In February 2020, the carbon isotope delta value of (δ13CVPDB) 19-norandrosterone (19-NA) has been added to the MX017 certificate. The new property value (δ13CVPDB of 19-NA) is traceable to the VPDB reference via the NMIA MX018 steroid carbon isotopic reference materials normalised by two secondary isotopic reference materials IAEA-CH-6 (sucrose) and IAEA-CH-7 (polyethylene). The reference value, δ13CVPDB -29.82 ± 0.41 , was determined using 36 bottles of MX017 analysed in five batches of experiments. The combined standard uncertainties of the reference value was expanded with a coverage factor of 2.0 to provide a 95% level of confidence.

Analysis was performed on 20 mL of reconstituted urine CRM (MX017) after hydrolysis with β-glucuronidase (E.colie). Free steroids were extracted into hexane and purified by two-dimensional HPLC. In-house quality control samples including water spikes, matrix spikes and solvent standards were included to monitor fractionation due to sample transformation procedures.
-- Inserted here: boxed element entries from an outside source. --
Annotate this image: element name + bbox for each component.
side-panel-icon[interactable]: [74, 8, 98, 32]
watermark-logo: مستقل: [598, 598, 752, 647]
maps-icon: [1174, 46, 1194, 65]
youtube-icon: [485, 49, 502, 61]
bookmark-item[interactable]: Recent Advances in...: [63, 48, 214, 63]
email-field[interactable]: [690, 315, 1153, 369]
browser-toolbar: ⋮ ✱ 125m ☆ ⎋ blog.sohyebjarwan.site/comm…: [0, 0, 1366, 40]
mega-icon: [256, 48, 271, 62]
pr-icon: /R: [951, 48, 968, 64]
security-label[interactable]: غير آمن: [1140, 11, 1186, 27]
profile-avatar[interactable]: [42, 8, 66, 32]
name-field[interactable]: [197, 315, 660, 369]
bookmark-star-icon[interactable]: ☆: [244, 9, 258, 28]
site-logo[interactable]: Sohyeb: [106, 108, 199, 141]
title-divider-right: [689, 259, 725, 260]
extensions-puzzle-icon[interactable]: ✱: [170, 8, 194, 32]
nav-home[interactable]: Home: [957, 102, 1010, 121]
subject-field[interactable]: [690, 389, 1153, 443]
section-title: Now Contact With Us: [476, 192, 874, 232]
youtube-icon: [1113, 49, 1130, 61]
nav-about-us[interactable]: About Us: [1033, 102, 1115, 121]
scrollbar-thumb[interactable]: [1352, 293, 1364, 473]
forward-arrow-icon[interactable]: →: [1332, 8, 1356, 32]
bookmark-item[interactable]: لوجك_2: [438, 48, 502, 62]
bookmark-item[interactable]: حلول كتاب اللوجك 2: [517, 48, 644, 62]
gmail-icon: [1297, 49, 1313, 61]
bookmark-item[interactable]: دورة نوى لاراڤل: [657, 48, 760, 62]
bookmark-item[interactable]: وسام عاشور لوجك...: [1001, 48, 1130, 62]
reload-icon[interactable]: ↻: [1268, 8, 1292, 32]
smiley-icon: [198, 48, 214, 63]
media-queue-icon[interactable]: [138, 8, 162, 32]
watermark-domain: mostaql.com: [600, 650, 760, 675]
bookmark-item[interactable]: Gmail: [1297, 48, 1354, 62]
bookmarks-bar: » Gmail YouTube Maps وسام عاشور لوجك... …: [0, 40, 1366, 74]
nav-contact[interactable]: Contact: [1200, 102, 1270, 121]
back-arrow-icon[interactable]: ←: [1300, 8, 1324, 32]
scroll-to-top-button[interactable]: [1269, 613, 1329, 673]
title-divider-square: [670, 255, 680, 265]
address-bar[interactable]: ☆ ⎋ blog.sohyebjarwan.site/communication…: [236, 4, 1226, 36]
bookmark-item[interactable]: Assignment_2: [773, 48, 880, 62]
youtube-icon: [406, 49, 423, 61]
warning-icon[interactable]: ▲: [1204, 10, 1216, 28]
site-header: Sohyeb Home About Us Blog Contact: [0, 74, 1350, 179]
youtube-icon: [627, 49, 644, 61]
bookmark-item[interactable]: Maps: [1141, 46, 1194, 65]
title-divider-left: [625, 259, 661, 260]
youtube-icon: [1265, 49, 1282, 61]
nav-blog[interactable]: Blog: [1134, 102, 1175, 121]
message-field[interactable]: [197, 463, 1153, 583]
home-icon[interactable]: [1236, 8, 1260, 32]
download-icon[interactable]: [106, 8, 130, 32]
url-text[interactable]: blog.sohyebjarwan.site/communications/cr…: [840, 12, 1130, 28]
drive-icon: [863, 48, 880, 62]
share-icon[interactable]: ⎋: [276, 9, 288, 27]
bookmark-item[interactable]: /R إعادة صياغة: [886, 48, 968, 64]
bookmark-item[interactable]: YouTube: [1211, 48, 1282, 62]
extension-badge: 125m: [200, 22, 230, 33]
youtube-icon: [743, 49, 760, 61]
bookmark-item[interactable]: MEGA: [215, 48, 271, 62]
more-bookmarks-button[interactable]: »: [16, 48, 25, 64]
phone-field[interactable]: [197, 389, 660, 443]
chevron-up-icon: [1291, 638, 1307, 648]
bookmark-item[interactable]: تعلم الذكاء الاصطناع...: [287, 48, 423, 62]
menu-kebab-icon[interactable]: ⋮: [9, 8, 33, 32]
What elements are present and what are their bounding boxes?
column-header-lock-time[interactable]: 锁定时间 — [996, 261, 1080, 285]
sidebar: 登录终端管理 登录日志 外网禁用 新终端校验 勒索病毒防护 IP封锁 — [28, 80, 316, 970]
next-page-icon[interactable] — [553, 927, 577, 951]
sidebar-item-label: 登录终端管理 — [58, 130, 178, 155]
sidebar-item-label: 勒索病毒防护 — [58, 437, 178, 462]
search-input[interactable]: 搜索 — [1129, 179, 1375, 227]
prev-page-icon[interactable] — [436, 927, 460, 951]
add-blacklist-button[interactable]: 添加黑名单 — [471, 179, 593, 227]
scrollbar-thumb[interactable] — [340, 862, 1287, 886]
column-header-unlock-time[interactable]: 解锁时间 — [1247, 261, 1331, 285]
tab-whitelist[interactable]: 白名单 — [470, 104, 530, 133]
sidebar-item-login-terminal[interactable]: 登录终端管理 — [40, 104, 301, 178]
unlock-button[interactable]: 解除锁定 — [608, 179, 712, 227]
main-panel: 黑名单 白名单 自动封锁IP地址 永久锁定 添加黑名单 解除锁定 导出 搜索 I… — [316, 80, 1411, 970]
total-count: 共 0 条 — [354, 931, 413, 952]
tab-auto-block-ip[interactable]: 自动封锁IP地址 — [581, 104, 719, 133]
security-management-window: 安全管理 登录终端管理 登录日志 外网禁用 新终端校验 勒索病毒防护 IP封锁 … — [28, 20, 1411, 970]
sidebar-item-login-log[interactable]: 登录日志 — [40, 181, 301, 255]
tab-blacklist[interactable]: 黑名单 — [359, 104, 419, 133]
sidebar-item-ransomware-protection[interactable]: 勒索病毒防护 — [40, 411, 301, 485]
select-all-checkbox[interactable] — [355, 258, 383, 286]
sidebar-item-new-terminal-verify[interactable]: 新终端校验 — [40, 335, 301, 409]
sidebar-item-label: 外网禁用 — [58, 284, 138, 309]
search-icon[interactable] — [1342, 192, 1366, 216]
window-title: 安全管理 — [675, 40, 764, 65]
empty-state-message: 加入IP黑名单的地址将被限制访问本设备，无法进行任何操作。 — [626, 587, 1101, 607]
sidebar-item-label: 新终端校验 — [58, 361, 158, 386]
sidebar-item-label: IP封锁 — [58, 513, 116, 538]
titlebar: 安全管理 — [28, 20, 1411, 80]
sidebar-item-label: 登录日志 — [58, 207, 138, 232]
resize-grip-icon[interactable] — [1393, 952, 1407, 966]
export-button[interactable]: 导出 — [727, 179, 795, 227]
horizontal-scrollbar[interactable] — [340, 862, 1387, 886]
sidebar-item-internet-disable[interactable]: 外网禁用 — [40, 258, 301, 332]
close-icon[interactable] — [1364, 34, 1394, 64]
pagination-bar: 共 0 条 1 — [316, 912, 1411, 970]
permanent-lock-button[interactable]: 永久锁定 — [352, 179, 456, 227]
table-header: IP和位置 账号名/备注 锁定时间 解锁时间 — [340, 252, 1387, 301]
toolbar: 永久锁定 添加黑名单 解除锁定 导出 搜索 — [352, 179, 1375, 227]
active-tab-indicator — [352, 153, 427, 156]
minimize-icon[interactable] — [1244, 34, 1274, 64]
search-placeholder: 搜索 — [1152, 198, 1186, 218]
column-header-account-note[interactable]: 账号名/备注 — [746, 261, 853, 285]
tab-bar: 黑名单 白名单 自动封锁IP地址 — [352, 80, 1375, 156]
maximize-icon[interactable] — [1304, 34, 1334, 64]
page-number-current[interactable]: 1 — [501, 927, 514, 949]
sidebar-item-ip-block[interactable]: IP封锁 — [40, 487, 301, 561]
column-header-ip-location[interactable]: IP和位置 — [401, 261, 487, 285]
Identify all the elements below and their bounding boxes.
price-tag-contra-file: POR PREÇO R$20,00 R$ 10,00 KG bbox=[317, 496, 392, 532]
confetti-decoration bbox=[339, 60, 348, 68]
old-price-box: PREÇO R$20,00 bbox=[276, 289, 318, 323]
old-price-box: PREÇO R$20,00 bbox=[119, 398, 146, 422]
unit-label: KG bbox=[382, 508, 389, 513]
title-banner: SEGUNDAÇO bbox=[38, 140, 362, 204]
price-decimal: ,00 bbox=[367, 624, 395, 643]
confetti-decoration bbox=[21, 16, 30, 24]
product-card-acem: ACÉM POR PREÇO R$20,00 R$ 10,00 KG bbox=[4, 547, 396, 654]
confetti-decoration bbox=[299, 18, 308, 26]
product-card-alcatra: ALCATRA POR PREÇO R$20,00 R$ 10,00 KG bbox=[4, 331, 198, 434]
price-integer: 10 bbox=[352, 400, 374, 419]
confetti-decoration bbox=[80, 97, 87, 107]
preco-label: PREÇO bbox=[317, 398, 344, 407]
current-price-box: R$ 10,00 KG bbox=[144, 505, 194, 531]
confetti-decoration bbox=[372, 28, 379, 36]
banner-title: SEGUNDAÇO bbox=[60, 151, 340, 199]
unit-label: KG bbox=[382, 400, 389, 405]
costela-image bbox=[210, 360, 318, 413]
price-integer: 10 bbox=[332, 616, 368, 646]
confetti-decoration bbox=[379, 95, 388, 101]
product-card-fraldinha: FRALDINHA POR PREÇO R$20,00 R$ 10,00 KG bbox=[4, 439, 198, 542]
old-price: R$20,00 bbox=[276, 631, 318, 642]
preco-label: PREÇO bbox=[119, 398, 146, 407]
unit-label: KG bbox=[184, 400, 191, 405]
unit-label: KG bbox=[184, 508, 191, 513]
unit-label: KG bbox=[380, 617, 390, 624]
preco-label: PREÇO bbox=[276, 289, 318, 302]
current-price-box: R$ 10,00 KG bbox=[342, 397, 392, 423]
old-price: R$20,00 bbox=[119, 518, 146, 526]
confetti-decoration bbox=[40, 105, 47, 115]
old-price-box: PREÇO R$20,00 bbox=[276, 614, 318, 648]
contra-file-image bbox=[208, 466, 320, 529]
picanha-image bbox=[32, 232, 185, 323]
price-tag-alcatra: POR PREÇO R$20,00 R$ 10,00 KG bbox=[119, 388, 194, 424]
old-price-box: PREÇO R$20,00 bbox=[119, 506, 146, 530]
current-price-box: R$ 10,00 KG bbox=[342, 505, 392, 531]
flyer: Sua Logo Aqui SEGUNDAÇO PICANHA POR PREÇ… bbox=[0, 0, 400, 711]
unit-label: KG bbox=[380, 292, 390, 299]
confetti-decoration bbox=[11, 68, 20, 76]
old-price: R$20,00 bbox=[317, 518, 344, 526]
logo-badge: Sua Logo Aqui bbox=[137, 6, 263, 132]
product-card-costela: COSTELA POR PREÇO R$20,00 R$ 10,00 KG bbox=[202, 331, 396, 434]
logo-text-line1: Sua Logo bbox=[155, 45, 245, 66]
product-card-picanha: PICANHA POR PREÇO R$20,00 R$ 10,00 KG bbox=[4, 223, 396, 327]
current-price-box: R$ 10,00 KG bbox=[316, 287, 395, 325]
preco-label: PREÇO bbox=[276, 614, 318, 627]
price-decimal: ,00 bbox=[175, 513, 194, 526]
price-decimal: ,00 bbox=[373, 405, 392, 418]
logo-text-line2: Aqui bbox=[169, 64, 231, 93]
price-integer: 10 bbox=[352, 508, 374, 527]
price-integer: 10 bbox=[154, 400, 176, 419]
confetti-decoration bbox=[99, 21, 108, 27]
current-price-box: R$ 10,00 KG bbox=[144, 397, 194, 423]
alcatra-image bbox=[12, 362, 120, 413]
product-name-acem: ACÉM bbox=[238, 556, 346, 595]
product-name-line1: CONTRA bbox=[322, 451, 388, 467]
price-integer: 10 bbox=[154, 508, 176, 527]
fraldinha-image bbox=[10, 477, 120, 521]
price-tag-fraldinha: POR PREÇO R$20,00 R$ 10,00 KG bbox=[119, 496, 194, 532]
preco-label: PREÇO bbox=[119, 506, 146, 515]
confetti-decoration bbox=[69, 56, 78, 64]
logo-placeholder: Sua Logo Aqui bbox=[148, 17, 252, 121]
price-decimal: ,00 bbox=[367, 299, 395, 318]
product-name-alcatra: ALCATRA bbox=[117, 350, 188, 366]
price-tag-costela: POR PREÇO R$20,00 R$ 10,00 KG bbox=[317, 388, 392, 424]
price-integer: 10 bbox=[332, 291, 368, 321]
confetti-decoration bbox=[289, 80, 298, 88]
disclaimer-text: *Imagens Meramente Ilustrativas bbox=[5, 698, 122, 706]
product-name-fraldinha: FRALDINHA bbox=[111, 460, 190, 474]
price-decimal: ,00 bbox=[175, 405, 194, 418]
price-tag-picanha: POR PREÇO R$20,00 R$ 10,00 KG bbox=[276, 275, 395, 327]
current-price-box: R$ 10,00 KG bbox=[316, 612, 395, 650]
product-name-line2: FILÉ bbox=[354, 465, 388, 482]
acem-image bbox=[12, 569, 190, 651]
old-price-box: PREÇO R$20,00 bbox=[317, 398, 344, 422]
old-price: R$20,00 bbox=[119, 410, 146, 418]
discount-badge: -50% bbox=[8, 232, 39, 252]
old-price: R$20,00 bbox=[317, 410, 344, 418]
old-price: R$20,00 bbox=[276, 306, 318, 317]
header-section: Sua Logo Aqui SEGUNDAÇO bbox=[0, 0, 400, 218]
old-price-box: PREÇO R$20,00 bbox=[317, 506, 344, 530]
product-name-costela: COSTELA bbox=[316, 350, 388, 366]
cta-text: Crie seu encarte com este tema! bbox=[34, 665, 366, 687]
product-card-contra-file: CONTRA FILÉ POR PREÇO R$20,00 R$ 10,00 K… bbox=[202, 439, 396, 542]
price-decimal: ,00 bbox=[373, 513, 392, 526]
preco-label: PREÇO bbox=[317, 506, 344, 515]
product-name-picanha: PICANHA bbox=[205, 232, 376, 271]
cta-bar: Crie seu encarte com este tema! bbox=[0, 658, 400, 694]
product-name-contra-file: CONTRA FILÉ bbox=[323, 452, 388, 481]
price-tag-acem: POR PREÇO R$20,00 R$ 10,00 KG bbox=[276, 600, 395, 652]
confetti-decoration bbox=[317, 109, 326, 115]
The purified fractions were dried and reconstituted in cyclohexan/2-propanol (4:1) for anaylis by GC-C-IRMS. The identical treatment priniciples was followed to ensure samples and calibration soltions were combusted and transferred the same way into the IRMS. Each samples was injected twice in a randomised order bracketed by calibration standards. Frequent bracketing of the test samples with calibration solutions allowed any drift in the instrument to be fully captured. An approximate δ-value of the internal working gas was used to calculate all raw δ-values for samples and standards. A multi-point isotopic bracketing calibration approach was adopted to normalise all the measured δ-values of samples using steroid isotopic CRM mixtures NMIA MX018-1 and MX018-3. A linear regression line (R2> 0.99) fitted through the measured and the reference delta values from the eight steroid compounds, in the two calibration mixtures, allowed the measured δ-values of 19-norandrosterone in the MX017 to be normalised to δ13CVPDB the VPDB scale (Figure 1). The multi-point steroid isotopic calibration approach has allowed the property value to be assigned with ower uncertainty than the measurement approach employing calibrated reference gas.